Dawlat Zadran

Personal information
- Full name: Dawlat Zadran
- Born: 19 March 1988 (age 38) Paktia Province, Afghanistan
- Batting: Right-handed
- Bowling: Right-arm fast medium
- Role: Bowler

International information
- National side: Afghanistan (2011-2019);
- ODI debut (cap 23): 7 August 2011 v Canada
- Last ODI: 4 July 2019 v West Indies
- ODI shirt no.: 10
- T20I debut (cap 14): 14 March 2012 v Netherlands
- Last T20I: 20 September 2019 v Zimbabwe
- T20I shirt no.: 10

Career statistics
| Competition | ODI | T20I | FC | LA |
| Matches | 82 | 34 | 11 | 95 |
| Runs scored | 513 | 68 | 143 | 526 |
| Batting average | 17.68 | 7.55 | 15.88 | 15.93 |
| 100s/50s | 0/0 | 0/0 | 0/1 | 0/0 |
| Top score | 47* | 13 | 50 | 47* |
| Balls bowled | 3,769 | 741 | 1,652 | 4,345 |
| Wickets | 115 | 40 | 47 | 131 |
| Bowling average | 29.76 | 24.50 | 19.31 | 29.89 |
| 5 wickets in innings | 0 | 0 | 0 | 0 |
| 10 wickets in match | 0 | 0 | 0 | 0 |
| Best bowling | 4/22 | 4/44 | 4/32 | 4/22 |
| Catches/stumpings | 16/– | 7/– | 6/– | 19/– |
- Source: ESPNcricinfo, 21 July 2022

= Dawlat Zadran =

Afghan cricketer (born 1988)

Dawlat Zadran (born 19 March 1988) is a former Afghan cricketer.

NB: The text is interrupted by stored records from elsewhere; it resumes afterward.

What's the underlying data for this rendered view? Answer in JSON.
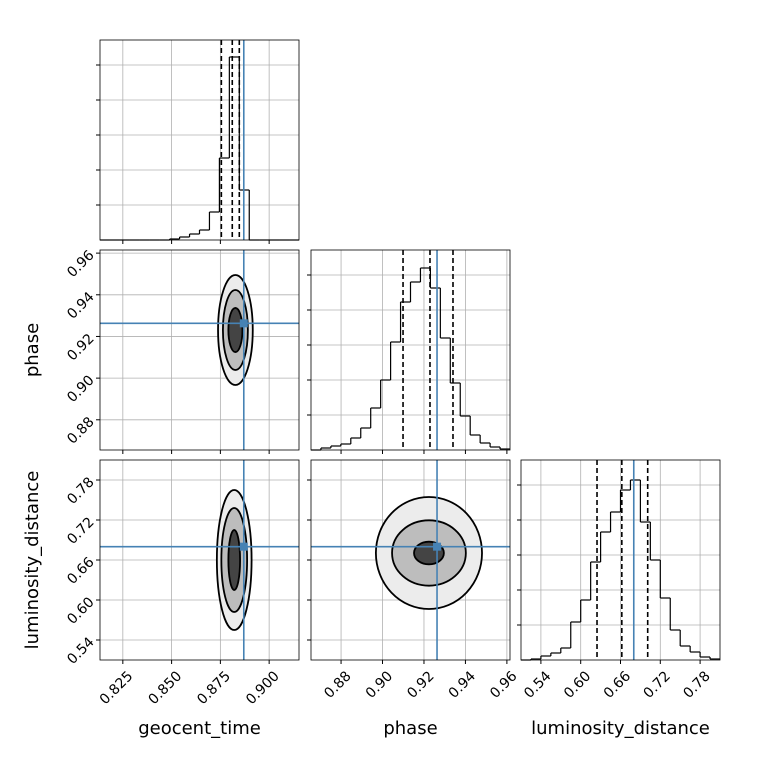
{
  "chart_data": {
    "type": "corner",
    "truth_color": "#4682b4",
    "hist_ylim": [
      0,
      200
    ],
    "hist_yticks": [
      35,
      70,
      105,
      140,
      175
    ],
    "grid": true,
    "parameters": [
      {
        "name": "geocent_time",
        "lim": [
          0.8133,
          0.9153
        ],
        "ticks": [
          0.825,
          {
            "value": 0.85,
            "label": "0.850"
          },
          0.875,
          {
            "value": 0.9,
            "label": "0.900"
          }
        ],
        "truth": 0.887,
        "quantiles": [
          0.8755,
          0.8811,
          0.8847
        ],
        "bins": [
          0.8133,
          0.8184,
          0.8235,
          0.8286,
          0.8337,
          0.8388,
          0.8439,
          0.849,
          0.8541,
          0.8592,
          0.8643,
          0.8694,
          0.8745,
          0.8796,
          0.8847,
          0.8898,
          0.8949,
          0.9,
          0.9051,
          0.9102,
          0.9153
        ],
        "counts": [
          0,
          0,
          0,
          0,
          0,
          0,
          0,
          1,
          3,
          6,
          10,
          28,
          82,
          183,
          50,
          0,
          0,
          0,
          0,
          0
        ]
      },
      {
        "name": "phase",
        "lim": [
          0.8655,
          0.9615
        ],
        "ticks": [
          0.88,
          {
            "value": 0.9,
            "label": "0.90"
          },
          0.92,
          0.94,
          0.96
        ],
        "truth": 0.9263,
        "quantiles": [
          0.9099,
          0.9229,
          0.934
        ],
        "bins": [
          0.8655,
          0.8703,
          0.8751,
          0.8799,
          0.8847,
          0.8895,
          0.8943,
          0.8991,
          0.9039,
          0.9087,
          0.9135,
          0.9183,
          0.9231,
          0.9279,
          0.9327,
          0.9375,
          0.9423,
          0.9471,
          0.9519,
          0.9567,
          0.9615
        ],
        "counts": [
          0,
          2,
          4,
          6,
          12,
          22,
          42,
          70,
          108,
          148,
          168,
          182,
          162,
          112,
          67,
          34,
          15,
          7,
          3,
          1
        ]
      },
      {
        "name": "luminosity_distance",
        "lim": [
          0.51,
          0.81
        ],
        "ticks": [
          0.54,
          {
            "value": 0.6,
            "label": "0.60"
          },
          0.66,
          0.72,
          0.78
        ],
        "truth": 0.68,
        "quantiles": [
          0.6246,
          0.662,
          0.701
        ],
        "bins": [
          0.51,
          0.525,
          0.54,
          0.555,
          0.57,
          0.585,
          0.6,
          0.615,
          0.63,
          0.645,
          0.66,
          0.675,
          0.69,
          0.705,
          0.72,
          0.735,
          0.75,
          0.765,
          0.78,
          0.795,
          0.81
        ],
        "counts": [
          0,
          1,
          4,
          7,
          12,
          38,
          60,
          98,
          128,
          148,
          170,
          180,
          138,
          100,
          62,
          30,
          14,
          8,
          3,
          1
        ]
      }
    ],
    "joint": [
      {
        "center": [
          0.8827,
          0.9231
        ],
        "contours": [
          [
            0.0089,
            0.0264
          ],
          [
            0.0064,
            0.0192
          ],
          [
            0.0036,
            0.0106
          ]
        ]
      },
      {
        "center": [
          0.8821,
          0.66
        ],
        "contours": [
          [
            0.0089,
            0.105
          ],
          [
            0.0066,
            0.078
          ],
          [
            0.003,
            0.045
          ]
        ]
      },
      {
        "center": [
          0.9224,
          0.6705
        ],
        "contours": [
          [
            0.0256,
            0.084
          ],
          [
            0.0178,
            0.049
          ],
          [
            0.0072,
            0.017
          ]
        ]
      }
    ]
  }
}
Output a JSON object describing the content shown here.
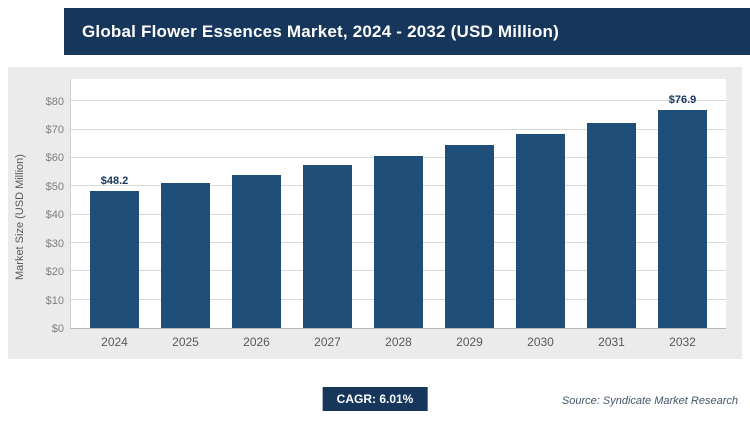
{
  "header": {
    "title": "Global Flower Essences Market, 2024 - 2032 (USD Million)"
  },
  "chart_data": {
    "type": "bar",
    "title": "Global Flower Essences Market, 2024 - 2032 (USD Million)",
    "categories": [
      "2024",
      "2025",
      "2026",
      "2027",
      "2028",
      "2029",
      "2030",
      "2031",
      "2032"
    ],
    "values": [
      48.2,
      51.1,
      54.2,
      57.4,
      60.9,
      64.5,
      68.4,
      72.5,
      76.9
    ],
    "labels": [
      "$48.2",
      "",
      "",
      "",
      "",
      "",
      "",
      "",
      "$76.9"
    ],
    "xlabel": "",
    "ylabel": "Market Size (USD Million)",
    "ylim": [
      0,
      80
    ],
    "ytick_step": 10,
    "ytick_prefix": "$",
    "grid": true,
    "legend": "none",
    "bar_color": "#1F4E79",
    "cagr_annotation": "CAGR: 6.01%"
  },
  "footer": {
    "cagr_label": "CAGR: 6.01%",
    "source": "Source: Syndicate Market Research"
  },
  "colors": {
    "header_bg": "#16365C",
    "panel_bg": "#EBEBEB",
    "bar": "#1F4E79",
    "badge_bg": "#16365C"
  }
}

Zadran is a right-arm fast bowler and a right-handed batsman, though he is better known for his bowling. He was born in Paktia Province.

== Career ==
Zadran was a refugee in Peshawar, Pakistan, where he started playing cricket along with Mohammad Nabi, Asghar Stanikzai, and Shapoor Zadran. He made his List A debut for Afghanistan when they became the first team to tour Pakistan since the 2009 attack on the Sri Lanka national cricket team, with Afghanistan playing 3 unofficial One Day Internationals against Pakistan A. Zadran took 6 wickets in the series, at an average of 28.83, with best figures of 3/45. He later made his first-class debut for Afghanistan against Canada in the 2011-13 ICC Intercontinental Cup and followed this up by making his One Day International (ODI) debut against the same opposition in the 2011–13 ICC Intercontinental Cup One-Day. He played both of Afghanistan's ODIs against Canada, taking 4 wickets in the series.

Zadran was a member of Afghanistan's squad for the 2019 Cricket World Cup.

He was part of Afghanistan's squad for the 2021 ICC Men's T20 World Cup.